The first steps in implementing data driven decision making would be to obtain and evaluate a comprehensive set of KPI data. This data may be comprised of overall customer satisfaction, employee engagement, return on investment, and others. This analysis would provide a base for determining which strategic initiatives are currently underway, and which direction should the company go in. In a nutshell, the objective here is to get a “feel” for what the company’s current strengths and weaknesses are, so as to determine where the company should direct its focus in the future.
Once a complete data set has been assembled, data driven decision making tools can be utilized in order to generate reports and action items that will help executives make informed decisions regarding business operations. These reports and actions will then allow individuals to make adjustments to their business models, processes, and business plans in accordance with the findings of their reports and assessments. Through the use of these tools, executives will be able to take informed decisions about their company’s current strengths and weaknesses, as well as the things that need to be done in order to improve them.
While a great manager understands that he or she is required to make sometimes difficult decisions, at the same time an effective leader knows that making good decisions is paramount to the organization’s continued success. As such, a great manager should not only be skilled at analyzing data sets and data but also be skilled at communicating those insights and analyses to key members of his or her staff, other managers, stakeholders, and decision makers throughout the organization. A great manager should know how to put thoughts and ideas on paper in such a way that they can be shared with others, while also being understood and appreciated by those who will be affected by them. Thus, data driven decision making process should include not only the gathering of data and analysis, but also the communication of those insights to those who need to understand them.
It may be easy to think of data driven decision making as a matter of pulling together a bunch of disparate information and synthesizing it into a single meaningful result. However, the reality of business intelligence actually deals more with the creation of meaningful conclusions from the raw data that has been collected. Thus, it is important for a business intelligence analyst to realize that although the process does require a significant amount of data, the ultimate goal is to create meaningful insights from that data. In fact, one of the primary goals of business intelligence is to build a framework within which insights can be consistently derived.
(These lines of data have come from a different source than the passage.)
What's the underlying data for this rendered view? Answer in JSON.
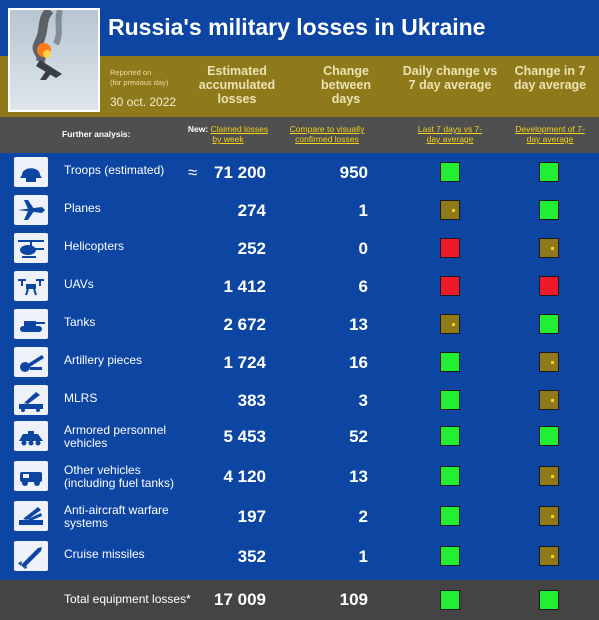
{
  "title": "Russia's military losses in Ukraine",
  "report": {
    "reported_on_line1": "Reported on",
    "reported_on_line2": "(for previous day)",
    "date": "30 oct. 2022"
  },
  "columns": {
    "estimated": "Estimated accumulated losses",
    "change": "Change between days",
    "daily_change": "Daily change vs 7 day average",
    "change_7day": "Change in 7 day average"
  },
  "subheader": {
    "further_analysis": "Further analysis:",
    "new_prefix": "New:",
    "claimed_link": "Claimed losses by week",
    "compare_link": "Compare to visually confirmed losses",
    "last7_link": "Last 7 days vs 7-day average",
    "development_link": "Development of 7-day average"
  },
  "rows": [
    {
      "icon": "helmet-icon",
      "label": "Troops (estimated)",
      "approx": "≈",
      "value": "71 200",
      "change": "950",
      "daily": "up",
      "avg": "up"
    },
    {
      "icon": "plane-icon",
      "label": "Planes",
      "approx": "",
      "value": "274",
      "change": "1",
      "daily": "flat",
      "avg": "up"
    },
    {
      "icon": "helicopter-icon",
      "label": "Helicopters",
      "approx": "",
      "value": "252",
      "change": "0",
      "daily": "down",
      "avg": "flat"
    },
    {
      "icon": "drone-icon",
      "label": "UAVs",
      "approx": "",
      "value": "1 412",
      "change": "6",
      "daily": "down",
      "avg": "down"
    },
    {
      "icon": "tank-icon",
      "label": "Tanks",
      "approx": "",
      "value": "2 672",
      "change": "13",
      "daily": "flat",
      "avg": "up"
    },
    {
      "icon": "artillery-icon",
      "label": "Artillery pieces",
      "approx": "",
      "value": "1 724",
      "change": "16",
      "daily": "up",
      "avg": "flat"
    },
    {
      "icon": "mlrs-icon",
      "label": "MLRS",
      "approx": "",
      "value": "383",
      "change": "3",
      "daily": "up",
      "avg": "flat"
    },
    {
      "icon": "apc-icon",
      "label": "Armored personnel vehicles",
      "approx": "",
      "value": "5 453",
      "change": "52",
      "daily": "up",
      "avg": "up"
    },
    {
      "icon": "vehicle-icon",
      "label": "Other vehicles (including fuel tanks)",
      "approx": "",
      "value": "4 120",
      "change": "13",
      "daily": "up",
      "avg": "flat"
    },
    {
      "icon": "anti-aircraft-icon",
      "label": "Anti-aircraft warfare systems",
      "approx": "",
      "value": "197",
      "change": "2",
      "daily": "up",
      "avg": "flat"
    },
    {
      "icon": "missile-icon",
      "label": "Cruise missiles",
      "approx": "",
      "value": "352",
      "change": "1",
      "daily": "up",
      "avg": "flat"
    }
  ],
  "total": {
    "label": "Total equipment losses*",
    "value": "17 009",
    "change": "109",
    "daily": "up",
    "avg": "up"
  },
  "colors": {
    "background": "#0d45a3",
    "gold": "#8f7a1b",
    "up": "#22ee33",
    "down": "#ee1a2a",
    "link": "#f2d21a"
  }
}
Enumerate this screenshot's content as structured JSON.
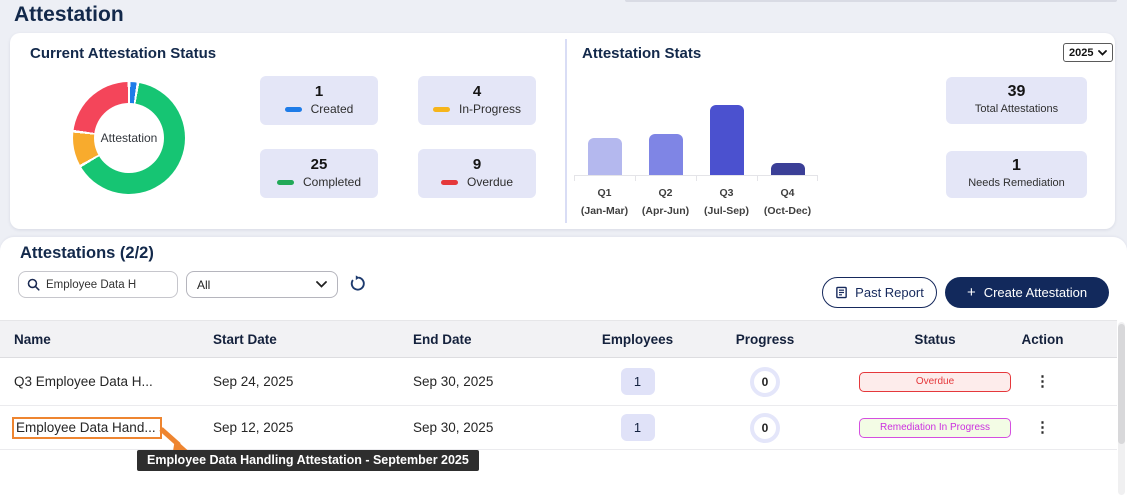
{
  "page": {
    "title": "Attestation"
  },
  "colors": {
    "accent_navy": "#12295c",
    "created_blue": "#1e7ce8",
    "in_progress_yellow": "#f6b51b",
    "completed_green": "#22a958",
    "overdue_red": "#e5383b",
    "remediation_magenta": "#cb30e0",
    "card_lavender": "#e4e6f7",
    "annotation_orange": "#ee8530"
  },
  "status_panel": {
    "title": "Current Attestation Status",
    "cards": [
      {
        "value": "1",
        "label": "Created",
        "color": "#1e7ce8"
      },
      {
        "value": "4",
        "label": "In-Progress",
        "color": "#f6b51b"
      },
      {
        "value": "25",
        "label": "Completed",
        "color": "#22a958"
      },
      {
        "value": "9",
        "label": "Overdue",
        "color": "#e5383b"
      }
    ]
  },
  "stats_panel": {
    "title": "Attestation Stats",
    "year": "2025",
    "summary_cards": [
      {
        "value": "39",
        "label": "Total Attestations"
      },
      {
        "value": "1",
        "label": "Needs Remediation"
      }
    ]
  },
  "chart_data": [
    {
      "type": "pie",
      "title": "Current Attestation Status",
      "center_label": "Attestation",
      "total": 39,
      "segments": [
        {
          "label": "Created",
          "value": 1,
          "color": "#1e7ce8"
        },
        {
          "label": "Completed",
          "value": 25,
          "color": "#16c573"
        },
        {
          "label": "In-Progress",
          "value": 4,
          "color": "#f8ab2d"
        },
        {
          "label": "Overdue",
          "value": 9,
          "color": "#f4455a"
        }
      ]
    },
    {
      "type": "bar",
      "title": "Attestation Stats",
      "year_filter": "2025",
      "categories": [
        {
          "label": "Q1",
          "sublabel": "(Jan-Mar)"
        },
        {
          "label": "Q2",
          "sublabel": "(Apr-Jun)"
        },
        {
          "label": "Q3",
          "sublabel": "(Jul-Sep)"
        },
        {
          "label": "Q4",
          "sublabel": "(Oct-Dec)"
        }
      ],
      "values": [
        9,
        10,
        17,
        3
      ],
      "colors": [
        "#b4b8ee",
        "#7f85e5",
        "#4b51cf",
        "#3b3f97"
      ],
      "ylim": [
        0,
        17
      ],
      "grid": false,
      "legend": false
    }
  ],
  "table_section": {
    "title": "Attestations (2/2)",
    "search_value": "Employee Data H",
    "filter_value": "All",
    "past_report_label": "Past Report",
    "create_plus": "+",
    "create_label": "Create Attestation",
    "columns": [
      "Name",
      "Start Date",
      "End Date",
      "Employees",
      "Progress",
      "Status",
      "Action"
    ],
    "rows": [
      {
        "name": "Q3 Employee Data H...",
        "start_date": "Sep 24, 2025",
        "end_date": "Sep 30, 2025",
        "employees": "1",
        "progress": "0",
        "status": "Overdue",
        "status_variant": "overdue"
      },
      {
        "name": "Employee Data Hand...",
        "start_date": "Sep 12, 2025",
        "end_date": "Sep 30, 2025",
        "employees": "1",
        "progress": "0",
        "status": "Remediation In Progress",
        "status_variant": "remediation"
      }
    ],
    "tooltip": "Employee Data Handling Attestation - September 2025"
  }
}
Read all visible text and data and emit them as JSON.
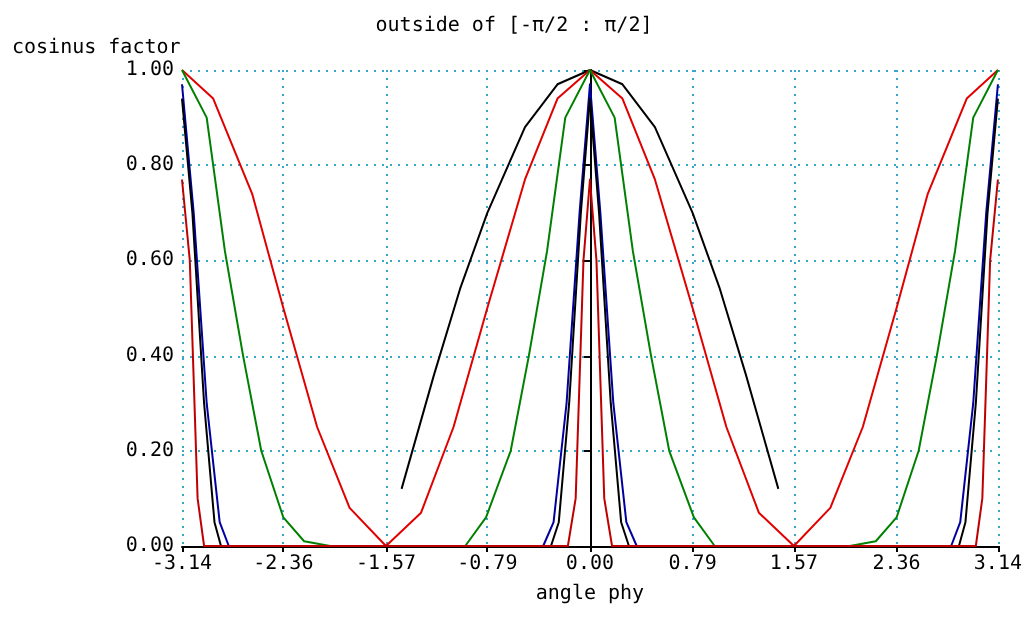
{
  "chart_data": {
    "type": "line",
    "title": "outside of [-π/2 : π/2]",
    "xlabel": "angle phy",
    "ylabel": "cosinus factor",
    "xlim": [
      -3.14,
      3.14
    ],
    "xticks": [
      -3.14,
      -2.36,
      -1.57,
      -0.79,
      {
        "value": 0,
        "label": "0.00"
      },
      0.79,
      1.57,
      2.36,
      3.14
    ],
    "ylim": [
      0,
      1
    ],
    "yticks": [
      {
        "value": 0,
        "label": "0.00"
      },
      {
        "value": 0.2,
        "label": "0.20"
      },
      {
        "value": 0.4,
        "label": "0.40"
      },
      {
        "value": 0.6,
        "label": "0.60"
      },
      {
        "value": 0.8,
        "label": "0.80"
      },
      {
        "value": 1,
        "label": "1.00"
      }
    ],
    "grid": true,
    "marker": "none",
    "line_style": "solid",
    "series": [
      {
        "color": "#000000",
        "x": [
          -1.45,
          -1.2,
          -1.0,
          -0.79,
          -0.5,
          -0.25,
          0,
          0.25,
          0.5,
          0.79,
          1.0,
          1.2,
          1.45
        ],
        "values": [
          0.12,
          0.36,
          0.54,
          0.7,
          0.88,
          0.97,
          1.0,
          0.97,
          0.88,
          0.7,
          0.54,
          0.36,
          0.12
        ]
      },
      {
        "color": "#e00000",
        "x": [
          -3.14,
          -2.9,
          -2.6,
          -2.36,
          -2.1,
          -1.85,
          -1.57,
          -1.3,
          -1.05,
          -0.79,
          -0.5,
          -0.25,
          0,
          0.25,
          0.5,
          0.79,
          1.05,
          1.3,
          1.57,
          1.85,
          2.1,
          2.36,
          2.6,
          2.9,
          3.14
        ],
        "values": [
          1.0,
          0.94,
          0.74,
          0.5,
          0.25,
          0.08,
          0,
          0.07,
          0.25,
          0.5,
          0.77,
          0.94,
          1.0,
          0.94,
          0.77,
          0.5,
          0.25,
          0.07,
          0,
          0.08,
          0.25,
          0.5,
          0.74,
          0.94,
          1.0
        ]
      },
      {
        "color": "#008000",
        "x": [
          -3.14,
          -2.95,
          -2.81,
          -2.67,
          -2.53,
          -2.36,
          -2.2,
          -2.0,
          -0.96,
          -0.8,
          -0.61,
          -0.47,
          -0.33,
          -0.19,
          0,
          0.19,
          0.33,
          0.47,
          0.61,
          0.8,
          0.96,
          2.0,
          2.2,
          2.36,
          2.53,
          2.67,
          2.81,
          2.95,
          3.14
        ],
        "values": [
          1.0,
          0.9,
          0.62,
          0.4,
          0.2,
          0.06,
          0.01,
          0,
          0,
          0.06,
          0.2,
          0.4,
          0.62,
          0.9,
          1.0,
          0.9,
          0.62,
          0.4,
          0.2,
          0.06,
          0,
          0,
          0.01,
          0.06,
          0.2,
          0.4,
          0.62,
          0.9,
          1.0
        ]
      },
      {
        "color": "#0000a0",
        "x": [
          -3.14,
          -3.05,
          -2.95,
          -2.85,
          -2.78,
          -0.36,
          -0.28,
          -0.18,
          -0.08,
          0,
          0.08,
          0.18,
          0.28,
          0.36,
          2.78,
          2.85,
          2.95,
          3.05,
          3.14
        ],
        "values": [
          0.97,
          0.7,
          0.3,
          0.05,
          0,
          0,
          0.05,
          0.3,
          0.7,
          0.97,
          0.7,
          0.3,
          0.05,
          0,
          0,
          0.05,
          0.3,
          0.7,
          0.97
        ]
      },
      {
        "color": "#000000",
        "x": [
          -3.14,
          -3.06,
          -2.97,
          -2.89,
          -2.84,
          -0.3,
          -0.24,
          -0.16,
          -0.07,
          0,
          0.07,
          0.16,
          0.24,
          0.3,
          2.84,
          2.89,
          2.97,
          3.06,
          3.14
        ],
        "values": [
          0.94,
          0.7,
          0.3,
          0.05,
          0,
          0,
          0.05,
          0.3,
          0.7,
          0.94,
          0.7,
          0.3,
          0.05,
          0,
          0,
          0.05,
          0.3,
          0.7,
          0.94
        ]
      },
      {
        "color": "#c00000",
        "x": [
          -3.14,
          -3.08,
          -3.02,
          -2.97,
          -0.17,
          -0.11,
          -0.05,
          0,
          0.05,
          0.11,
          0.17,
          2.97,
          3.02,
          3.08,
          3.14
        ],
        "values": [
          0.77,
          0.6,
          0.1,
          0,
          0,
          0.1,
          0.6,
          0.77,
          0.6,
          0.1,
          0,
          0,
          0.1,
          0.6,
          0.77
        ]
      }
    ]
  }
}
One of the best ways to start building an intuition about a particular topic is to look at how people make decisions in similar situations. This is often referred to as behavioral science, because the goal is to identify patterns regarding behavior. For example, one set of data might show that mothers prefer to breastfeed their children. Another set of data might show that people with higher incomes tend to make better financial decisions than those with lower incomes. Combining these two sets of data could give us a fairly accurate prediction about the preferences of the general population.
One of the problems that arise from relying too heavily on quantitative evidence in making analysis is the potential for creating false generalizations. Empirical results can provide interesting insights, but they do not tell us whether the observed pattern is really a product of what would be called “emotional evidence”. It also helps to remember that no matter how robust the statistical model is, it still depends on the observations that it draws from. So combining statistical models with real data helps us learn more about the true effects of our decisions.
It’s also important to remember that no data can solve every problem. A successful enterprise will always have room for improving its decision-making process. The best way to do this is to build on the existing insights that are based on current and historical data, as well as taking advantage of new technologies that promise to speed up decision processes. Data-driven decision management thus provides one of the most useful frameworks out there: it helps us understand how we can make better decisions by using the available data.